DPMNE accused the SDS led Government of greatly speeding up the increase in state debt and its decision to spend part of the country’s forex reserves.
“Every day we are 1,5 million EUR further in debt, on average. Hourly, we incur debt of 62.500 EUR, and by the minute, the figure stands at 1.050 EUR. In 70 days, Finance Minister Dragan Tevdovski reduced the foreign currency reserves of the country by 126 million EUR and endebted each citizen by additional 50 EUR”, said DPMNE in its press release.
The party reminded that before the elections SDS made huge promises but also promised to cut down on the debt. Meanwhile, DPMNE added, it is unclear where the money is going, because SDS is yet to implement key pre-election promises such as increasing the minimum wage to 16.000 denars (260 EUR), the average wage to 30.000 denars (500 EUR) and increasing the salaries of doctors to 100.000 denars (1.640 EUR).

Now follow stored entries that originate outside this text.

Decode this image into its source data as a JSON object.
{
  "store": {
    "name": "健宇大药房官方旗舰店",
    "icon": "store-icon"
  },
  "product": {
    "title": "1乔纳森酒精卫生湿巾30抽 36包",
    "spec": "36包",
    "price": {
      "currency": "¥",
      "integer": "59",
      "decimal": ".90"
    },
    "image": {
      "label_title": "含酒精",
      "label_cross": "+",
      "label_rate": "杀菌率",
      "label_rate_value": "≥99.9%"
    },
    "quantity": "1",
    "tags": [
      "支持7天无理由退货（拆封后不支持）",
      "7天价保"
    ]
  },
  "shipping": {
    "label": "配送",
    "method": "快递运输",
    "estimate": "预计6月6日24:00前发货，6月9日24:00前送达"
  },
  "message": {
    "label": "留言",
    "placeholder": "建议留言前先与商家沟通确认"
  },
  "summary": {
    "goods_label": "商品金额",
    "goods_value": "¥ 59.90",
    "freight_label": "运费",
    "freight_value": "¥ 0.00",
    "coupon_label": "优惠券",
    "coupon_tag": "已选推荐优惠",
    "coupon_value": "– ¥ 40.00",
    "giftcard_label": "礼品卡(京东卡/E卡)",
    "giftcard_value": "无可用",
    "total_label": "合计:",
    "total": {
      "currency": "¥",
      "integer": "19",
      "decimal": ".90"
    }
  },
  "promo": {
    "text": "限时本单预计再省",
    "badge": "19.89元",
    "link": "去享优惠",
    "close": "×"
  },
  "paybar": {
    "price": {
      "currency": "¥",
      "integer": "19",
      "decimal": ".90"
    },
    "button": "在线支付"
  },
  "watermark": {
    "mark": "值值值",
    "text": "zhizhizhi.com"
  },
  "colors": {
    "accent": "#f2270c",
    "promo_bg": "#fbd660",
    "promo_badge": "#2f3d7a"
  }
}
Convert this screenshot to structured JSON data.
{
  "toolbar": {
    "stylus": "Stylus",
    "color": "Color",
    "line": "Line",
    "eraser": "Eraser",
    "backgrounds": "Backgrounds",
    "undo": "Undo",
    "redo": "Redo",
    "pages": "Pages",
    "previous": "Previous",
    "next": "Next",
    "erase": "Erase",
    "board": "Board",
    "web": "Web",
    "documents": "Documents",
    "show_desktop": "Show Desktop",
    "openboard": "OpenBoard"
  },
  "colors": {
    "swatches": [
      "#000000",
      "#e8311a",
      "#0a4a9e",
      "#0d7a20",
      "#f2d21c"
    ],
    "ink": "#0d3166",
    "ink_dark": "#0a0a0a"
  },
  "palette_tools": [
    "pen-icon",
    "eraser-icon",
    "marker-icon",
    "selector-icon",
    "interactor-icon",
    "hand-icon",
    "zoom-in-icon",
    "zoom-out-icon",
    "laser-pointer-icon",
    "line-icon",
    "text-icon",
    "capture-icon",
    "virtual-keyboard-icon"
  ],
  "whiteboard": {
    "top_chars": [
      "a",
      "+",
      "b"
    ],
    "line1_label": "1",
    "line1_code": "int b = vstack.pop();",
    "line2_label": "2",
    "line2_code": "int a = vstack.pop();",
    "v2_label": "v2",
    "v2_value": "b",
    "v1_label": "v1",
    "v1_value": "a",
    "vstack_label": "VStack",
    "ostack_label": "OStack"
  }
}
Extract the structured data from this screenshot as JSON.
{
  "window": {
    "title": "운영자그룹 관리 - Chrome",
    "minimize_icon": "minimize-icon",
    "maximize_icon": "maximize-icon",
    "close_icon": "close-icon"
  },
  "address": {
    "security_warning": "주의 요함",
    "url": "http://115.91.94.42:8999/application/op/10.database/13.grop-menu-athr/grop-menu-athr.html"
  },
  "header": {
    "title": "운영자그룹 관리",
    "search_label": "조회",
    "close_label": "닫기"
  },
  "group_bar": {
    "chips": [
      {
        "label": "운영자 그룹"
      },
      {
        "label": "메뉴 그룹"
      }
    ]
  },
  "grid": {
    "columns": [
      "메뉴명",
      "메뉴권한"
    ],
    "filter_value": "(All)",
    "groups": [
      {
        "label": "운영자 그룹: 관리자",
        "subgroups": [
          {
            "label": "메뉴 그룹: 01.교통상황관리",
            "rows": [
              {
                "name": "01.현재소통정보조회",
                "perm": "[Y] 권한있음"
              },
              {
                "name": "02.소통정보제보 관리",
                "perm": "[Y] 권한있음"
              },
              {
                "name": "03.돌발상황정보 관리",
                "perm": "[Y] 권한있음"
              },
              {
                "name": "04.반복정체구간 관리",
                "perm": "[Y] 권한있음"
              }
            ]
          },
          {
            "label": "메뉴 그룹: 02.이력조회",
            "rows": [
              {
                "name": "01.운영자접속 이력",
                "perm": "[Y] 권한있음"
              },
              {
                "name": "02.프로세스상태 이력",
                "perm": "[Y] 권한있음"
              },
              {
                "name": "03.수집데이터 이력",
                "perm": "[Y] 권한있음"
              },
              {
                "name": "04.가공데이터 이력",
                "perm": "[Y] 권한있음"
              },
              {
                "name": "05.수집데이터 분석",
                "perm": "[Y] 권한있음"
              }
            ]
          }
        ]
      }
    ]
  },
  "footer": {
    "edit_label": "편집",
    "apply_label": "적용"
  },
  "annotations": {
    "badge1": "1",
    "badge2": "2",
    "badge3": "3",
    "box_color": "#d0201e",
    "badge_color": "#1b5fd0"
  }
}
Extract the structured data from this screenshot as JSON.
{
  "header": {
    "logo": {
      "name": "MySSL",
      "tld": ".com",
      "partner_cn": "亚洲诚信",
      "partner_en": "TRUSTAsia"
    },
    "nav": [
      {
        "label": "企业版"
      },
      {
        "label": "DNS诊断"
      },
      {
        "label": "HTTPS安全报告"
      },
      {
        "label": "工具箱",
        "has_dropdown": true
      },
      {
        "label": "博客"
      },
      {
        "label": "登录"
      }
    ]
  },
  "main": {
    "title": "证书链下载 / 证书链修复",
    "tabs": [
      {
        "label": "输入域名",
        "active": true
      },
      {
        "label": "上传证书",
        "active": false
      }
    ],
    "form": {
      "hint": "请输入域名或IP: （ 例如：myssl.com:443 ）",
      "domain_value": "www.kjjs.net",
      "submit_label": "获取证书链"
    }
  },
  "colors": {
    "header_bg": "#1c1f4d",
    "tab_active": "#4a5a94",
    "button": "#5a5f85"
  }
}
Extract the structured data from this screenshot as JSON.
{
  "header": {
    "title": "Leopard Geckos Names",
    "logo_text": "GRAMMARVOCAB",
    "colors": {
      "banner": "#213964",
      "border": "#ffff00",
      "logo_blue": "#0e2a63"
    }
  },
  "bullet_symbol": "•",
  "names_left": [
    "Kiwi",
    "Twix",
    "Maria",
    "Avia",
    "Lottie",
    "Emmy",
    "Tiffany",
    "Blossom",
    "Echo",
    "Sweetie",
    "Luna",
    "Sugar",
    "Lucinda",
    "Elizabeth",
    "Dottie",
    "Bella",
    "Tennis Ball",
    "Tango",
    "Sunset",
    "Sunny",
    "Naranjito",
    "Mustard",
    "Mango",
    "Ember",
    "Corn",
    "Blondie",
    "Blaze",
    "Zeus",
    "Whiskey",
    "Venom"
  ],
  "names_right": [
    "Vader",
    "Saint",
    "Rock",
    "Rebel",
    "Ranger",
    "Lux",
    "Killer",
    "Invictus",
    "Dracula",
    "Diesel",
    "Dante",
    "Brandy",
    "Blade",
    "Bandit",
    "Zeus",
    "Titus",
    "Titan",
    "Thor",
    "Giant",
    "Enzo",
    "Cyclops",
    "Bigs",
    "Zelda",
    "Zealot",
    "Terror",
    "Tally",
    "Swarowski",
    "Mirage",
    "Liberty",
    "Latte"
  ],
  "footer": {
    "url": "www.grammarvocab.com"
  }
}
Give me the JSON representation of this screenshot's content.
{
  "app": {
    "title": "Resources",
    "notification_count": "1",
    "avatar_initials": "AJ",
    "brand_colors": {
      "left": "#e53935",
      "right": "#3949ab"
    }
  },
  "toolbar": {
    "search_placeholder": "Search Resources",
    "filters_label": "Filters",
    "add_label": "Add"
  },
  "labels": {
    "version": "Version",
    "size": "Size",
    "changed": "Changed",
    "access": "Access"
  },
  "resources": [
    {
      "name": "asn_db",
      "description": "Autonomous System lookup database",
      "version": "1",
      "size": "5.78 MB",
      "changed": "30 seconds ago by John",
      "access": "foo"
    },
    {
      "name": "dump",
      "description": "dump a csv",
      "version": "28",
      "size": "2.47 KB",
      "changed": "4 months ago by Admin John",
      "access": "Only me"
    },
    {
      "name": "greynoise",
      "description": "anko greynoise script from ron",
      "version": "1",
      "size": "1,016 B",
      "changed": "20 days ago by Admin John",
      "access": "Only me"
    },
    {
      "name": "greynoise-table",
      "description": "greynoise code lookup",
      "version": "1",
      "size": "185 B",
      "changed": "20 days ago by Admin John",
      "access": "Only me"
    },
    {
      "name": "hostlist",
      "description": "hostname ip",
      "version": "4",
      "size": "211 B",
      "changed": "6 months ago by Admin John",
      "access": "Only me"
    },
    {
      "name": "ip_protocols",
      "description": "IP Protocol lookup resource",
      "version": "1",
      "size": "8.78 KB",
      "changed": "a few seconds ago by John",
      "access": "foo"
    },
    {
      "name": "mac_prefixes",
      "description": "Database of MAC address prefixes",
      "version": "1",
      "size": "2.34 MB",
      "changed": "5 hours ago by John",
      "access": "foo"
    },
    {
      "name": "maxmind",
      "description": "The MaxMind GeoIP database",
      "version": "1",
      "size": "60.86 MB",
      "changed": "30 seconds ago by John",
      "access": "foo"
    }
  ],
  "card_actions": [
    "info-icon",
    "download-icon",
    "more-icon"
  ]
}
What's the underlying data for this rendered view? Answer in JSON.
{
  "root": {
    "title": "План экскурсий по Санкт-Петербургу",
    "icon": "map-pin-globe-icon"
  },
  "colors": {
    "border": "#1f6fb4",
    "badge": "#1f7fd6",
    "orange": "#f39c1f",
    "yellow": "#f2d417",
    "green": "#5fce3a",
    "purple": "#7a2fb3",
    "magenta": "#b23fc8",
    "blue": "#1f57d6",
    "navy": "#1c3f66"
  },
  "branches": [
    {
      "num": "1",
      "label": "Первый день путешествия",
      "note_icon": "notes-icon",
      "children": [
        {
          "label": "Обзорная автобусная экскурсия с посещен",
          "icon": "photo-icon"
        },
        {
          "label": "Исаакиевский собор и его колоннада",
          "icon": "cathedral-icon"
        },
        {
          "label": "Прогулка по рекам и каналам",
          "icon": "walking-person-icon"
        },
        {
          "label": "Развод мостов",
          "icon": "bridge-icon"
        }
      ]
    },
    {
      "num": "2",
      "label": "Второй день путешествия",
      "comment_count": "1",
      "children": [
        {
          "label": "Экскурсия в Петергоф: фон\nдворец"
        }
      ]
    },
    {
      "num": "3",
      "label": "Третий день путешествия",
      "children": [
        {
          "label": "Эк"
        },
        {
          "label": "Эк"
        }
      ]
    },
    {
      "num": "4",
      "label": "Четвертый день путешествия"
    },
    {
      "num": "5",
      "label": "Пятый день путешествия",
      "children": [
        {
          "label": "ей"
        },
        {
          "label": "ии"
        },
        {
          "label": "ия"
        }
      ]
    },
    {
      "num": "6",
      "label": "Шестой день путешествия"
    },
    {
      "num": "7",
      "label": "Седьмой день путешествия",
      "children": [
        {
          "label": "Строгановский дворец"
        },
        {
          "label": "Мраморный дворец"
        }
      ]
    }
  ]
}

SDS responded with a press release accusing VMRO-DPMNE of increasing the debt during its 11 years in office to over 50 percent of the gross domestic product, if we account for the entire public debt. “Instead of their profligate approach, the SDS led Government manages the state funds responsibly. Their empty accusations about alleged spending of foreign currency reserves shows that DPMNE lacks basic understanding about the management of public finances. We use a single account to pay back the credit lines and the maturing debt. Through our responsible management, the public debt has been reduced for the first time since 2008”, SDSM responded, although in reality, apart from being false their response made zero sense.